Cameron gave me a spare rocker assembly, so I disassembled and cleaned two full sets (one of the great things about our local "unclub" is that whoever has a spare anything generally just gives it to whoever else needs it). Volvo rockers are rough castings with a few machined surfaces, and they are not at all uniform. A critical part of blueprinting a motor is to make all the valves operate identically, and the rockers are essential to that, so being able to match the best 8 from lot of 16 is advantageous. I may end up going through more, depending on how they measure out once mounted on the motor for testing, and then the best of the lot will be rebushed and resurfaced -- and then checked again. It's a big deal.

I also dug into the Weber carbs. Note that this is not the popular "Weber carb conversion" used by people to replace worn-out SUs. These are serious, big side-draft units and they're intimidating to the uninitiated. I quickly got over this feeling. There are a whole lot of parts in each carb, but after a short tour through a manual, it's easy to understand what does what, how they come apart and go back together, and what will be involved in tuning later. They are now rebuilt. The next step in this area will be to test fit them on the 1800's present motor, work out the few missing linkage bits, and see if a good air box can be fitted without cutting parts of the car away. There are short manifolds available that will mount Webers with clearance to spare, but that defeats Mike's whole tuning concept. If we have to reshape the inner fender, so be it.
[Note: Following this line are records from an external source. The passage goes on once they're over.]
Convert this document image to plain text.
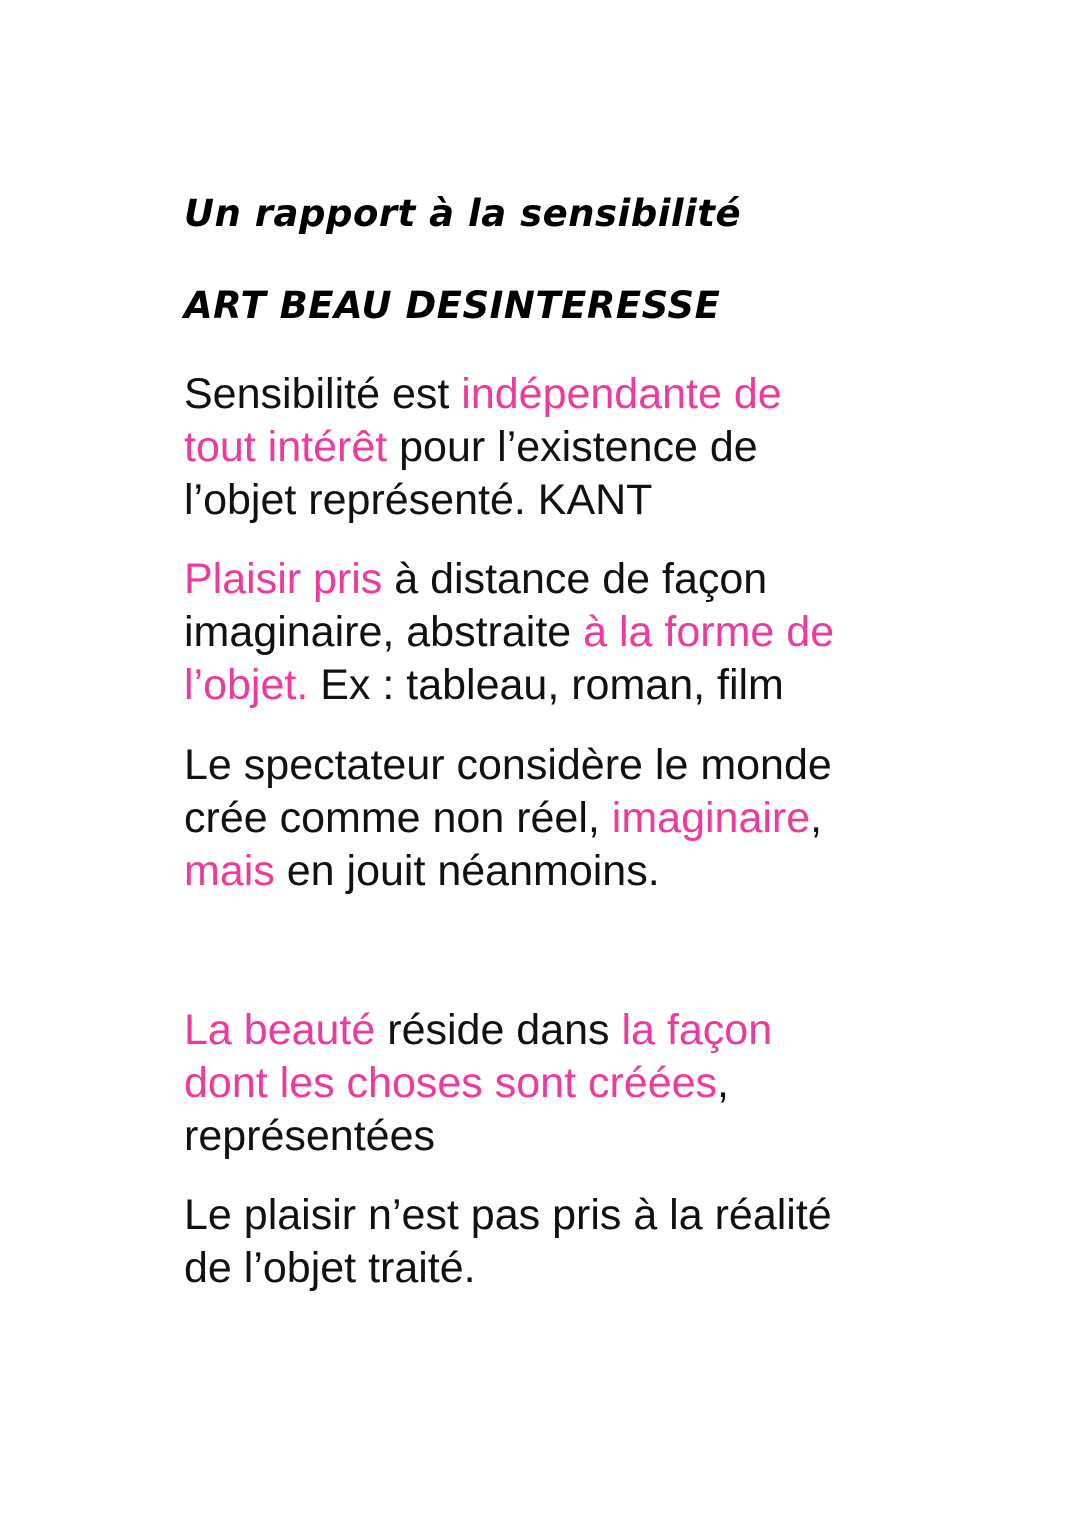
Un rapport à la sensibilité
ART BEAU DESINTERESSE

Sensibilité est indépendante de
tout intérêt pour l’existence de
l’objet représenté. KANT

Plaisir pris à distance de façon
imaginaire, abstraite à la forme de
l’objet. Ex : tableau, roman, film

Le spectateur considère le monde
crée comme non réel, imaginaire,
mais en jouit néanmoins.

La beauté réside dans la façon
dont les choses sont créées,
représentées

Le plaisir n’est pas pris à la réalité
de l’objet traité.
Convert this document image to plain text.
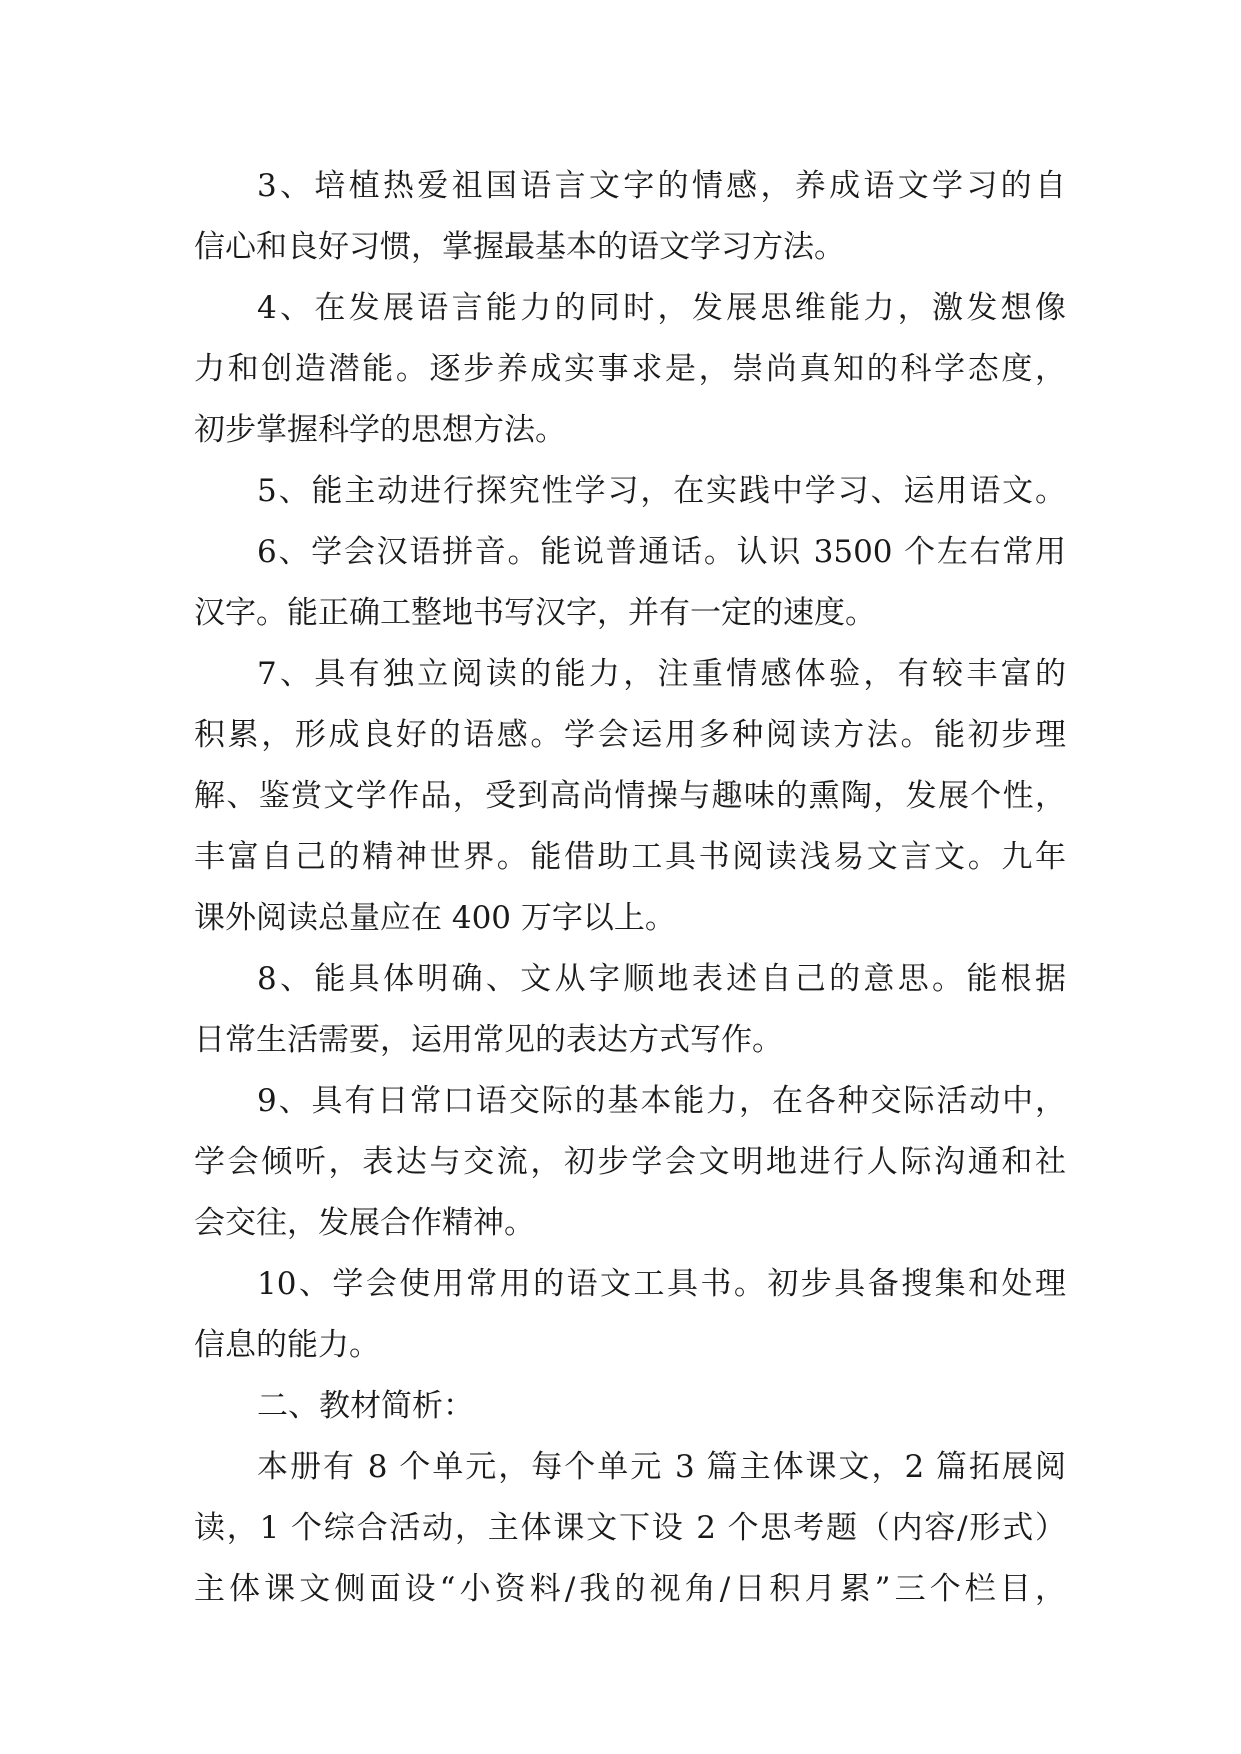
3、培植热爱祖国语言文字的情感，养成语文学习的自
信心和良好习惯，掌握最基本的语文学习方法。
4、在发展语言能力的同时，发展思维能力，激发想像
力和创造潜能。逐步养成实事求是，崇尚真知的科学态度，
初步掌握科学的思想方法。
5、能主动进行探究性学习，在实践中学习、运用语文。
6、学会汉语拼音。能说普通话。认识 3500 个左右常用
汉字。能正确工整地书写汉字，并有一定的速度。
7、具有独立阅读的能力，注重情感体验，有较丰富的
积累，形成良好的语感。学会运用多种阅读方法。能初步理
解、鉴赏文学作品，受到高尚情操与趣味的熏陶，发展个性，
丰富自己的精神世界。能借助工具书阅读浅易文言文。九年
课外阅读总量应在 400 万字以上。
8、能具体明确、文从字顺地表述自己的意思。能根据
日常生活需要，运用常见的表达方式写作。
9、具有日常口语交际的基本能力，在各种交际活动中，
学会倾听，表达与交流，初步学会文明地进行人际沟通和社
会交往，发展合作精神。
10、学会使用常用的语文工具书。初步具备搜集和处理
信息的能力。
二、教材简析：
本册有 8 个单元，每个单元 3 篇主体课文，2 篇拓展阅
读，1 个综合活动，主体课文下设 2 个思考题（内容/形式）
主体课文侧面设“小资料/我的视角/日积月累”三个栏目，
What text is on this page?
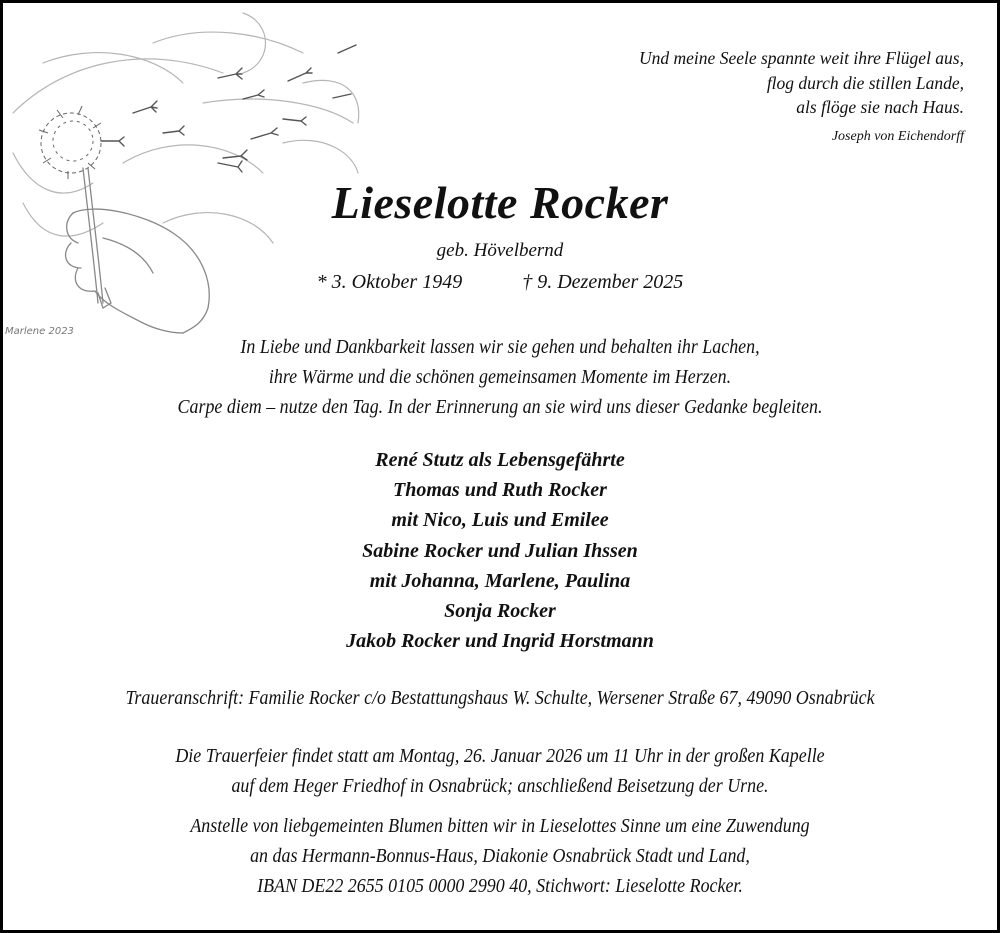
Marlene 2023
Und meine Seele spannte weit ihre Flügel aus,
flog durch die stillen Lande,
als flöge sie nach Haus.
Joseph von Eichendorff
Lieselotte Rocker
geb. Hövelbernd
* 3. Oktober 1949	† 9. Dezember 2025
In Liebe und Dankbarkeit lassen wir sie gehen und behalten ihr Lachen,
ihre Wärme und die schönen gemeinsamen Momente im Herzen.
Carpe diem – nutze den Tag. In der Erinnerung an sie wird uns dieser Gedanke begleiten.
René Stutz als Lebensgefährte
Thomas und Ruth Rocker
mit Nico, Luis und Emilee
Sabine Rocker und Julian Ihssen
mit Johanna, Marlene, Paulina
Sonja Rocker
Jakob Rocker und Ingrid Horstmann
Traueranschrift: Familie Rocker c/o Bestattungshaus W. Schulte, Wersener Straße 67, 49090 Osnabrück
Die Trauerfeier findet statt am Montag, 26. Januar 2026 um 11 Uhr in der großen Kapelle
auf dem Heger Friedhof in Osnabrück; anschließend Beisetzung der Urne.
Anstelle von liebgemeinten Blumen bitten wir in Lieselottes Sinne um eine Zuwendung
an das Hermann-Bonnus-Haus, Diakonie Osnabrück Stadt und Land,
IBAN DE22 2655 0105 0000 2990 40, Stichwort: Lieselotte Rocker.
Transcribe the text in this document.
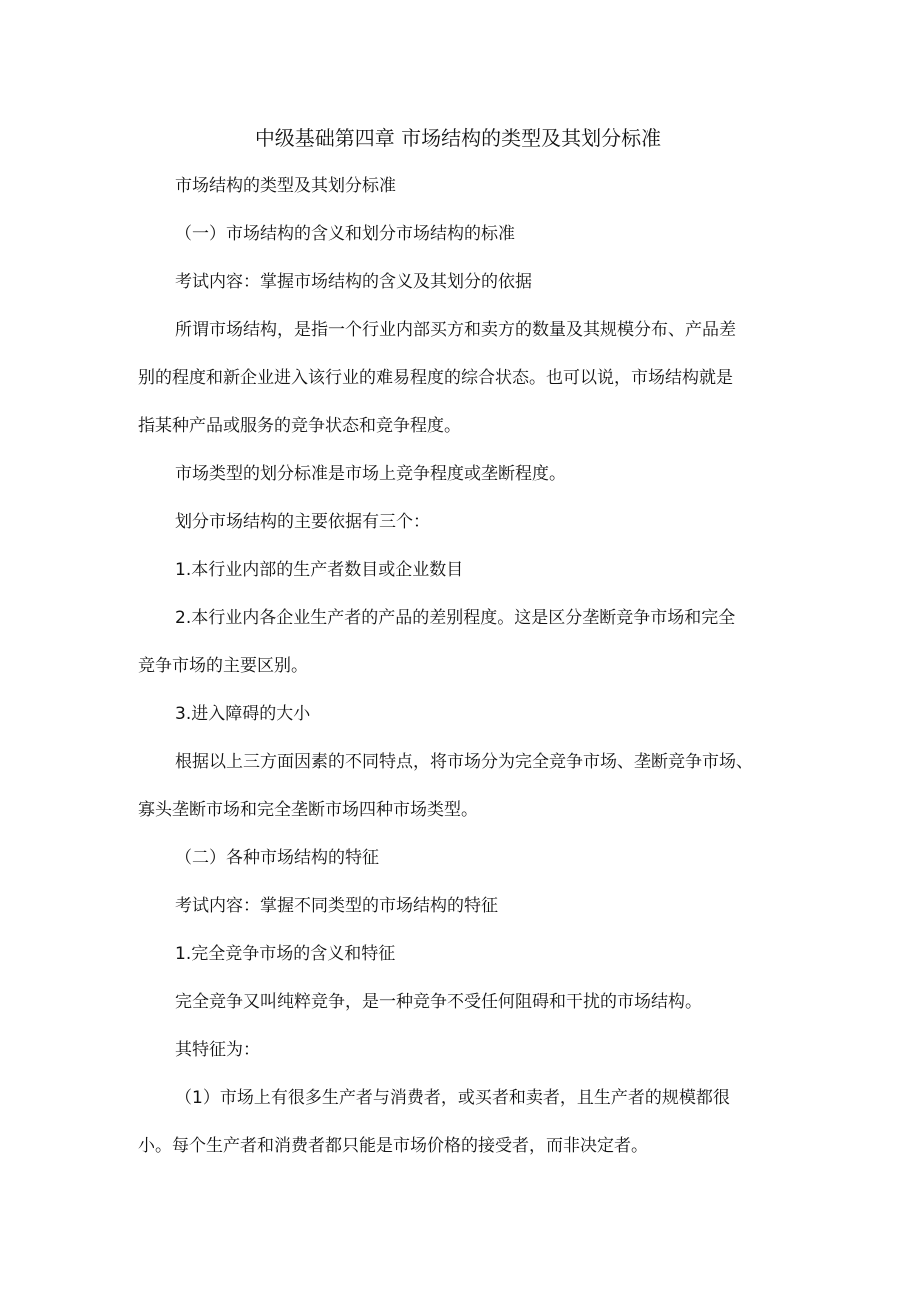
中级基础第四章 市场结构的类型及其划分标准
市场结构的类型及其划分标准
（一）市场结构的含义和划分市场结构的标准
考试内容：掌握市场结构的含义及其划分的依据
所谓市场结构，是指一个行业内部买方和卖方的数量及其规模分布、产品差
别的程度和新企业进入该行业的难易程度的综合状态。也可以说，市场结构就是
指某种产品或服务的竞争状态和竞争程度。
市场类型的划分标准是市场上竞争程度或垄断程度。
划分市场结构的主要依据有三个：
1.本行业内部的生产者数目或企业数目
2.本行业内各企业生产者的产品的差别程度。这是区分垄断竞争市场和完全
竞争市场的主要区别。
3.进入障碍的大小
根据以上三方面因素的不同特点，将市场分为完全竞争市场、垄断竞争市场、
寡头垄断市场和完全垄断市场四种市场类型。
（二）各种市场结构的特征
考试内容：掌握不同类型的市场结构的特征
1.完全竞争市场的含义和特征
完全竞争又叫纯粹竞争，是一种竞争不受任何阻碍和干扰的市场结构。
其特征为：
（1）市场上有很多生产者与消费者，或买者和卖者，且生产者的规模都很
小。每个生产者和消费者都只能是市场价格的接受者，而非决定者。
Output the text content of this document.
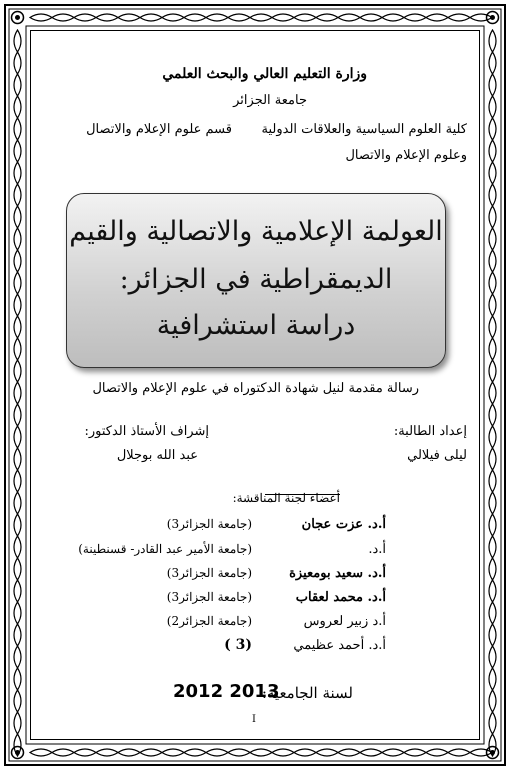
وزارة التعليم العالي والبحث العلمي
جامعة الجزائر
كلية العلوم السياسية والعلاقات الدولية
قسم علوم الإعلام والاتصال
وعلوم الإعلام والاتصال
العولمة الإعلامية والاتصالية والقيم
الديمقراطية في الجزائر:
دراسة استشرافية
رسالة مقدمة لنيل شهادة الدكتوراه في علوم الإعلام والاتصال
إعداد الطالبة:
إشراف الأستاذ الدكتور:
ليلى فيلالي
عبد الله بوجلال
أعضاء لجنة المناقشة:
أ.د. عزت عجان
(جامعة الجزائر3)
أ.د.
(جامعة الأمير عبد القادر- قسنطينة)
أ.د. سعيد بومعيزة
(جامعة الجزائر3)
أ.د. محمد لعقاب
(جامعة الجزائر3)
أ.د زبير لعروس
(جامعة الجزائر2)
أ.د. أحمد عظيمي
(3 )
لسنة الجامعية:
2012 2013
I
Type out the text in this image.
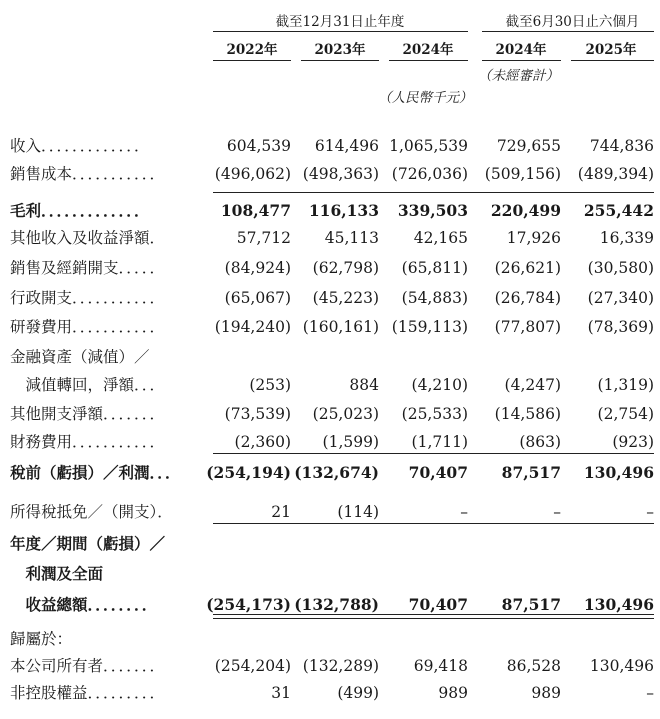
截至12月31日止年度	截至6月30日止六個月
2022年	2023年	2024年	2024年	2025年
（未經審計）
（人民幣千元）
收入．．．．．．．．．．．．．	604,539 614,496 1,065,539 729,655 744,836
銷售成本．．．．．．．．．．．	(496,062) (498,363) (726,036) (509,156) (489,394)
毛利．．．．．．．．．．．．．	108,477 116,133 339,503 220,499 255,442
其他收入及收益淨額．	57,712 45,113 42,165	17,926	16,339
銷售及經銷開支．．．．．	(84,924) (62,798) (65,811) (26,621) (30,580)
行政開支．．．．．．．．．．．	(65,067) (45,223) (54,883) (26,784) (27,340)
研發費用．．．．．．．．．．．	(194,240) (160,161) (159,113) (77,807) (78,369)
金融資產（減值）／
　減值轉回，淨額．．．	(253)	884 (4,210) (4,247) (1,319)
其他開支淨額．．．．．．．	(73,539) (25,023) (25,533) (14,586) (2,754)
財務費用．．．．．．．．．．．	(2,360) (1,599) (1,711)	(863)	(923)
稅前（虧損）／利潤．．． (254,194) (132,674) 70,407 87,517 130,496
所得稅抵免／（開支）．	21	(114)	–	–	–
年度／期間（虧損）／
　利潤及全面
　收益總額．．．．．．．．	(254,173) (132,788) 70,407 87,517 130,496
歸屬於：
本公司所有者．．．．．．．	(254,204) (132,289) 69,418	86,528 130,496
非控股權益．．．．．．．．．	31	(499)	989	989	–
The final thing I could do for free was finding a suitable machine shop, and this is a big factor in the project's success. While this is a street motor that uses pistons and rods not suitable for a dedicated 8000+ RPM race motor, I want it built with all the precision and care a race motor would get. This requires more than just doing some math, cutting away some metal and calling it good. It takes tinkering with, and some level of assembly, measuring, disassembly, and adjusting. I needed a place with both the skill and attitude to do the job right.

After a long search, I'm sure I finally stumbled on the right place: Archie Somers Automotive Machine, no more than two miles from our house. It's a small shop that advertises only on the motors they build, which have large stickers on the valve covers that say "Somers Racing Engines" on them. Archie is a good listener who doesn't say much, but when he does, you're well-advised to pay attention.

The MPPE is now in Archie's shop. The head is coming apart to have a mirror finish put on the exhaust ports (he liked the fine sandblast finish of the intakes just the way Mike supplied it) and will dowel the manifold mounting surface so the intake manifolds will line up to the ports with minimum fuss. I'd had Bob Moreno clean up the insides of the manifolds themselves, and now they're getting a finish to match Mike's intake ports. If I'm willing to spend the money to have this done right, Archie's happy. If I'm not in a hurry to get it out of there, he's not in a hurry to get it out of there. I didn't ask for an estimate -- at this point, whatever it takes is whatever it takes, and any scrimping would be a false economy.

And that's where the MPPE project, revived at long last, currently sits. I'm working on further improvements to the 1800's suspension, and the original rear end with its tapered axles is about to become an issue with the amount of power projected to become available. There's a lot of detail work to be done to accomodate the new motor, but I hope to have it all running within two months.

I'll leave you with a teaser. Cameron is now engaged in building a motor under John Parker's direction to take the high-end version of the Vintage Performance Developments supercharger kit. Bob Moreno is assembling the bottom end using forged pistons and reworking that old head from the MPPE core I gave Cam a while back, working to John's specs. This will end up in Cam's Tancar at roughly the same time the MPPE does in my 1800.

Shootout at Portland International Raceway, anyone?

*As we publish this, Vintage Performance Developments is supplying an aluminum flywheel and a special clutch disk for use with a regular Borg & Beck HD cover, supplied by RPR.